18. It is important to note, however, that while the Court of Appeal found that the tariff was to be determined as if chosen by the court at the time of sentencing, it also found that the fixing of the minimum term had to be in accordance with the statutory scheme. As Nicholson LJ pointed out, (in paragraph  of the judgment) the Order is deemed to have been in force at the time of sentencing. It follows that the approach to the determination of the minimum term must be that which is required by the Order and, on the binding authority of McCandless this requires the application of the Practice Statement.
R v Flynn and others
19. The fact that the tariff fixing exercise must be in accordance with the statutory scheme does not mean that the view expressed by the Sentence Review Commissioners that a period of 12 years would satisfy retribution and deterrence is irrelevant to my determination of the minimum period to be served in this case.
20. In R v Flynn and others each of the appellants had been notified of a date on which their cases would be considered by the Parole Board for Scotland and each therefore could, in the words of Lord Bingham of Cornhill, “hope, realistically, that he might be considered safe to release” at that time. Section 2 of the Prisoners and Criminal Proceedings (Scotland) Act 1993, as amended by Convention Rights (Compliance) (Scotland) Act 2001, and Schedule 1 to the 2001 Act swept away the previous regime whereby a prisoner sentenced to life imprisonment had his tariff fixed by a minister, after receiving advice from the Parole Board. The punitive part of the life sentence was to be fixed by a judge in open court and would be subject to appeal in the normal way.
21. The introduction of these changes had the consequence that prisoners who had already received an indication that their cases were to be considered by the Parole Board could no longer expect that their release would depend on a favourable indication by that body. The Privy Council held the High Court, when specifying the punishment part of the life sentence to be served by each of the appellants, could take account of and give appropriate weight to the Parole Board hearing dates formally notified to them.

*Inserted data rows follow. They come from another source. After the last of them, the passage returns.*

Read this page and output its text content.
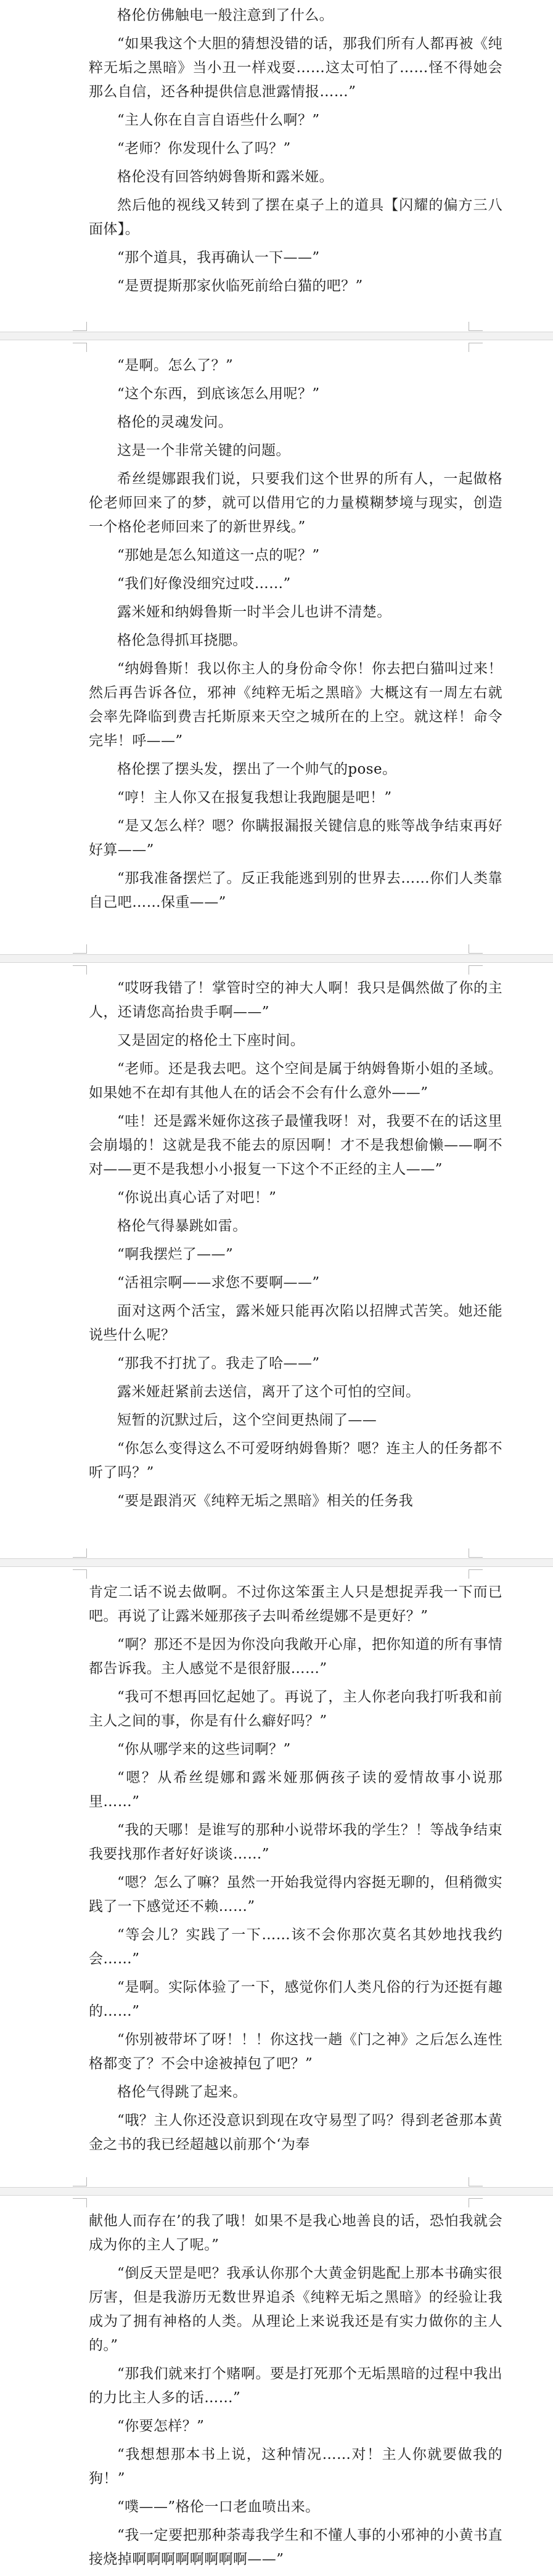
格伦仿佛触电一般注意到了什么。

“如果我这个大胆的猜想没错的话，那我们所有人都再被《纯粹无垢之黑暗》当小丑一样戏耍……这太可怕了……怪不得她会那么自信，还各种提供信息泄露情报……”

“主人你在自言自语些什么啊？”

“老师？你发现什么了吗？”

格伦没有回答纳姆鲁斯和露米娅。

然后他的视线又转到了摆在桌子上的道具【闪耀的偏方三八面体】。

“那个道具，我再确认一下——”

“是贾提斯那家伙临死前给白猫的吧？”

“是啊。怎么了？”

“这个东西，到底该怎么用呢？”

格伦的灵魂发问。

这是一个非常关键的问题。

希丝缇娜跟我们说，只要我们这个世界的所有人，一起做格伦老师回来了的梦，就可以借用它的力量模糊梦境与现实，创造一个格伦老师回来了的新世界线。”

“那她是怎么知道这一点的呢？”

“我们好像没细究过哎……”

露米娅和纳姆鲁斯一时半会儿也讲不清楚。

格伦急得抓耳挠腮。

“纳姆鲁斯！我以你主人的身份命令你！你去把白猫叫过来！然后再告诉各位，邪神《纯粹无垢之黑暗》大概这有一周左右就会率先降临到费吉托斯原来天空之城所在的上空。就这样！命令完毕！呼——”

格伦摆了摆头发，摆出了一个帅气的pose。

“哼！主人你又在报复我想让我跑腿是吧！”

“是又怎么样？嗯？你瞒报漏报关键信息的账等战争结束再好好算——”

“那我准备摆烂了。反正我能逃到别的世界去……你们人类靠自己吧……保重——”

“哎呀我错了！掌管时空的神大人啊！我只是偶然做了你的主人，还请您高抬贵手啊——”

又是固定的格伦土下座时间。

“老师。还是我去吧。这个空间是属于纳姆鲁斯小姐的圣域。如果她不在却有其他人在的话会不会有什么意外——”

“哇！还是露米娅你这孩子最懂我呀！对，我要不在的话这里会崩塌的！这就是我不能去的原因啊！才不是我想偷懒——啊不对——更不是我想小小报复一下这个不正经的主人——”

“你说出真心话了对吧！”

格伦气得暴跳如雷。

“啊我摆烂了——”

“活祖宗啊——求您不要啊——”

面对这两个活宝，露米娅只能再次陷以招牌式苦笑。她还能说些什么呢？

“那我不打扰了。我走了哈——”

露米娅赶紧前去送信，离开了这个可怕的空间。

短暂的沉默过后，这个空间更热闹了——

“你怎么变得这么不可爱呀纳姆鲁斯？嗯？连主人的任务都不听了吗？”

“要是跟消灭《纯粹无垢之黑暗》相关的任务我

肯定二话不说去做啊。不过你这笨蛋主人只是想捉弄我一下而已吧。再说了让露米娅那孩子去叫希丝缇娜不是更好？”

“啊？那还不是因为你没向我敞开心扉，把你知道的所有事情都告诉我。主人感觉不是很舒服……”

“我可不想再回忆起她了。再说了，主人你老向我打听我和前主人之间的事，你是有什么癖好吗？”

“你从哪学来的这些词啊？”

“嗯？从希丝缇娜和露米娅那俩孩子读的爱情故事小说那里……”

“我的天哪！是谁写的那种小说带坏我的学生？！等战争结束我要找那作者好好谈谈……”

“嗯？怎么了嘛？虽然一开始我觉得内容挺无聊的，但稍微实践了一下感觉还不赖……”

“等会儿？实践了一下……该不会你那次莫名其妙地找我约会……”

“是啊。实际体验了一下，感觉你们人类凡俗的行为还挺有趣的……”

“你别被带坏了呀！！！你这找一趟《门之神》之后怎么连性格都变了？不会中途被掉包了吧？”

格伦气得跳了起来。

“哦？主人你还没意识到现在攻守易型了吗？得到老爸那本黄金之书的我已经超越以前那个‘为奉

献他人而存在’的我了哦！如果不是我心地善良的话，恐怕我就会成为你的主人了呢。”

“倒反天罡是吧？我承认你那个大黄金钥匙配上那本书确实很厉害，但是我游历无数世界追杀《纯粹无垢之黑暗》的经验让我成为了拥有神格的人类。从理论上来说我还是有实力做你的主人的。”

“那我们就来打个赌啊。要是打死那个无垢黑暗的过程中我出的力比主人多的话……”

“你要怎样？”

“我想想那本书上说，这种情况……对！主人你就要做我的狗！”

“噗——”格伦一口老血喷出来。

“我一定要把那种荼毒我学生和不懂人事的小邪神的小黄书直接烧掉啊啊啊啊啊啊啊啊——”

22. A fortiori it appears to me that I must take into account the indication given to this prisoner by the Sentence Review Commissioners. I am not bound to fix the minimum period at that level but I must give due weight to the fact that the prisoner considered that this was the period that he would be required to serve to satisfy the requirements of retribution and deterrence.
23. The murder for which the prisoner was sentenced to life imprisonment was self evidently a terrorist crime. The Practice Statement suggests that a tariff of twenty years and upwards is appropriate for this type of killing. It is clear, however, that the prisoner in this case was exploited by more sinister and hardened terrorists. His involvement in this crime, though wholly reprehensible and culpable, is not as deserving of condign punishment as those who were principally responsible for planning and carrying out the murder of the police officer.
24. It is also relevant that the prisoner gave himself up, confessed his role to the police and pleaded guilty to the murder. While there is no clear evidence of remorse, this approach to his involvement in this dreadful crime must be reflected in the choice of tariff.
25. Taking into account these factors and the prisoner’s expectation based on the Sentence Review Commissioners’ determination, I have concluded that the minimum term under article 11 of the 2001 Order should be fixed at fifteen years. This will include the period spent by the prisoner on remand for the offences for which he was sentenced on 25 July 1991.